Le héros, Frankie, est absent ; et tous tournent autour de cette absence, interrogent ce manque, François surtout qui, en suivant les traces de Frankie, double sa destinée comme son nom de manière imprévisible et énigmatique. Celle qui m’a bouleversée est le personnage secondaire de ce personnage secondaire, la lointaine Meryam, nimbée de la force de la faiblesse, vous savez celle du roseau qui ploie et ne casse pas. Vous tomberez sous son charme en l’écoutant rendre hommage à l’arbre déraciné : « Je chante le circoulier à la vaste mémoire, l’arbre aux mille patries, honoré de la Chine au Portugal. Sa branche posée sur le chapeau des jeunes hommes en mal d’amour, son bois qui tend les cordes du violon, sa feuille, bouclier contre le mauvais œil, sa fleur d’où naît un miel plus précieux que l’or, son fruit lumineux qui délecte et guérit l’âme aussi bien que le corps. Je chante le circoulier où se penchent les anges, son épine qui couronne le Christ, sa cendre victorieuse du serpent. Je chante le jujubier du Paradis, bruissant d’autant de feuilles qu’il est d’êtres vivants. »

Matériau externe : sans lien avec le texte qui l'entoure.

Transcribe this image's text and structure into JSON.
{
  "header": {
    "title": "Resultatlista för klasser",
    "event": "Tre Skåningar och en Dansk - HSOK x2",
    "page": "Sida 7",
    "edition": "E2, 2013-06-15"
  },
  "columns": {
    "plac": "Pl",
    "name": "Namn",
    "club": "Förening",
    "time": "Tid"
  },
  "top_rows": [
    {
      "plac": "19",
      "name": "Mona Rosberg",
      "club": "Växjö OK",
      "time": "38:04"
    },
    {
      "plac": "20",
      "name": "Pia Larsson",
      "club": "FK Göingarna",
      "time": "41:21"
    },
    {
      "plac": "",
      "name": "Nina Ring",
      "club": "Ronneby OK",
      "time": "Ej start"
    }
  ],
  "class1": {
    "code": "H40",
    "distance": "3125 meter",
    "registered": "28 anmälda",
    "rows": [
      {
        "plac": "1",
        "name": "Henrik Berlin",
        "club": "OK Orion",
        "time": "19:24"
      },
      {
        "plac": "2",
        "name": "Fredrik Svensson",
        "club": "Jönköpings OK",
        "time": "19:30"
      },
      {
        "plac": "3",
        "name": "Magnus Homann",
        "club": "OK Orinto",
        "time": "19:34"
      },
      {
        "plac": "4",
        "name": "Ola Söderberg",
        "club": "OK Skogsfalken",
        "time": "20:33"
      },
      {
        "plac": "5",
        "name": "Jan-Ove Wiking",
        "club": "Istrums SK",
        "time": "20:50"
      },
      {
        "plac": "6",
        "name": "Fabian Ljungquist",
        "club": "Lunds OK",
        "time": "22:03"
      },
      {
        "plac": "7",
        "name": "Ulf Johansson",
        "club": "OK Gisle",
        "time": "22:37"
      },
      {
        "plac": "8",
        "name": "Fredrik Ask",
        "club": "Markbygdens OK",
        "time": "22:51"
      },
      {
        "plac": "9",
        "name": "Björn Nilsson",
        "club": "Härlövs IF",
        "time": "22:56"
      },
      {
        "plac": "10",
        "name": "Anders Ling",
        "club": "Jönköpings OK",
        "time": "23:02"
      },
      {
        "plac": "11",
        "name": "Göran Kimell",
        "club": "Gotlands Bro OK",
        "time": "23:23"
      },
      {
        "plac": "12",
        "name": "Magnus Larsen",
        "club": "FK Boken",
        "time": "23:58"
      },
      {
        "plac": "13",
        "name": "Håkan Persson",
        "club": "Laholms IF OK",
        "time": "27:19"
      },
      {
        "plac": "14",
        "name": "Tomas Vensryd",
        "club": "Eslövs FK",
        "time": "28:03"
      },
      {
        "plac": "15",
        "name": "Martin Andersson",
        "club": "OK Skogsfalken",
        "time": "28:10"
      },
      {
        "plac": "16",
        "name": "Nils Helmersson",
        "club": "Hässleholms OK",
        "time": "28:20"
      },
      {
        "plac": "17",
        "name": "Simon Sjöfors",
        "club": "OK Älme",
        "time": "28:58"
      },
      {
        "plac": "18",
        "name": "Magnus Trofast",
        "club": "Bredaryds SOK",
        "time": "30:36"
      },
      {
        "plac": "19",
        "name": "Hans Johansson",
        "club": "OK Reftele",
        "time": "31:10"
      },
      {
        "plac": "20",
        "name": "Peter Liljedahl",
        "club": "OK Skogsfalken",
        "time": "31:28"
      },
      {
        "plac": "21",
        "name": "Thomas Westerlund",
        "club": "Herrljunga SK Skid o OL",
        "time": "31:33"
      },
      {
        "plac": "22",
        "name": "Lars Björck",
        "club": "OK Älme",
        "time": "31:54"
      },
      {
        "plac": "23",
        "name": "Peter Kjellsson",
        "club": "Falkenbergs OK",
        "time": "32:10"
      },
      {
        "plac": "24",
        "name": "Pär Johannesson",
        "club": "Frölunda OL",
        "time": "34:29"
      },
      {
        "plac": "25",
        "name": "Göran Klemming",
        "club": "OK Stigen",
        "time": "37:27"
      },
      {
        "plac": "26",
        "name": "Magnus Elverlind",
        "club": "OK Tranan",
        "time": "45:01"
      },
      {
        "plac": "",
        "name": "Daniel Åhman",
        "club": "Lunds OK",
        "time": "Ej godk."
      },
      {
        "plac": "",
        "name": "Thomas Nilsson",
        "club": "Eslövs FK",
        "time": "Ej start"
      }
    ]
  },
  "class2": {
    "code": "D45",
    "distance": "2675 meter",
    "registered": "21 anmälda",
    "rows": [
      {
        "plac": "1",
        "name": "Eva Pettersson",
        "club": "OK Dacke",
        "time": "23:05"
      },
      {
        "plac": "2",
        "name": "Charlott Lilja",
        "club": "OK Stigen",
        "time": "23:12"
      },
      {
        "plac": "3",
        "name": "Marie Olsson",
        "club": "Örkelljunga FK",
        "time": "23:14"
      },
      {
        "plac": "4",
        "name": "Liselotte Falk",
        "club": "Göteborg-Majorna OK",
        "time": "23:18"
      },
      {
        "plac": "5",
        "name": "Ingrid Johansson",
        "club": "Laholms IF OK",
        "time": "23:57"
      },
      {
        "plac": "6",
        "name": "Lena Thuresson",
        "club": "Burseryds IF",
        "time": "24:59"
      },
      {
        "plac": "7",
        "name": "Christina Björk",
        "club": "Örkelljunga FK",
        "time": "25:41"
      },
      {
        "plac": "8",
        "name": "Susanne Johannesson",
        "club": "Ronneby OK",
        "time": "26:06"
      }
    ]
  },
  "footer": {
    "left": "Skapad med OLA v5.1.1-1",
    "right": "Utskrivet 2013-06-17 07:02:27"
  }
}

Composé en saisons, mois et jours de la semaine avec la virtuosité d’un découpage et d’un montage filmiques, le roman évoque l’Angleterre, la France, le Liban, les États-Unis et la Nouvelle-Zélande à travers une famille recomposée et éparpillée. Ce monde éclaté de l’exil et de la séparation, on ne peut plus contemporain, est analysé de manière inédite et subtile, avec toute l’inactualité nécessaire à un regard clairvoyant et un humour décapant, destructeur juste ce qu’il faut pour être libérateur – François se trouve « aussi captivant qu’une flaque en Bretagne » et le chignon de son amie semble « une pelote d’énergie concentrée pour l’action imminente ». Les liens du sang se mêlent et se démêlent, ainsi que les relations entre générations, dans l’impossibilité de se couper, dans leur inexplicable nécessité. La jeunesse y a un avantage, un seul : celui de vivre selon la vérité.
De la spiritualité qui habite le livre, je connaissais l’immanence de la transcendance mais j’ignorais la pugnacité de l’espérance que décrit une adolescente zébrée par les ronces du soleil et de la mort : « Depuis sa disparition, j’apprends ce qu’est l’espérance. Certainement pas une jolie chose mièvre qui fait voir la vie en rose. C’est une épreuve difficile et très physique, une course de fond. »
Enfin, c’est un livre sur le jardinage. Oui, oui, le jardinage, mais comme vous n’en avez jamais entendu parler, sauvage : « Le jardinage a cet effet de clarifier la plus byzantine des natures. Rien de tel que de se mesurer à la résistance de la terre pour se défouler. Rien de tel, surtout, pour oublier la cacophonie, les à-peu-près, le merdier intérieur, que de sentir entre ses doigts les pousses encore translucides, à peine matérielles, les graines où l’énergie concentrée à l’extrême n’est encore que rayonnement, et d’en contempler l’explosion patiente et inexorable, le crescendo déferlant sur une fréquence inaudible aux mortels, modulant à l’infini la puissance du vivant. Voilà son addiction, sa folie douce à lui. »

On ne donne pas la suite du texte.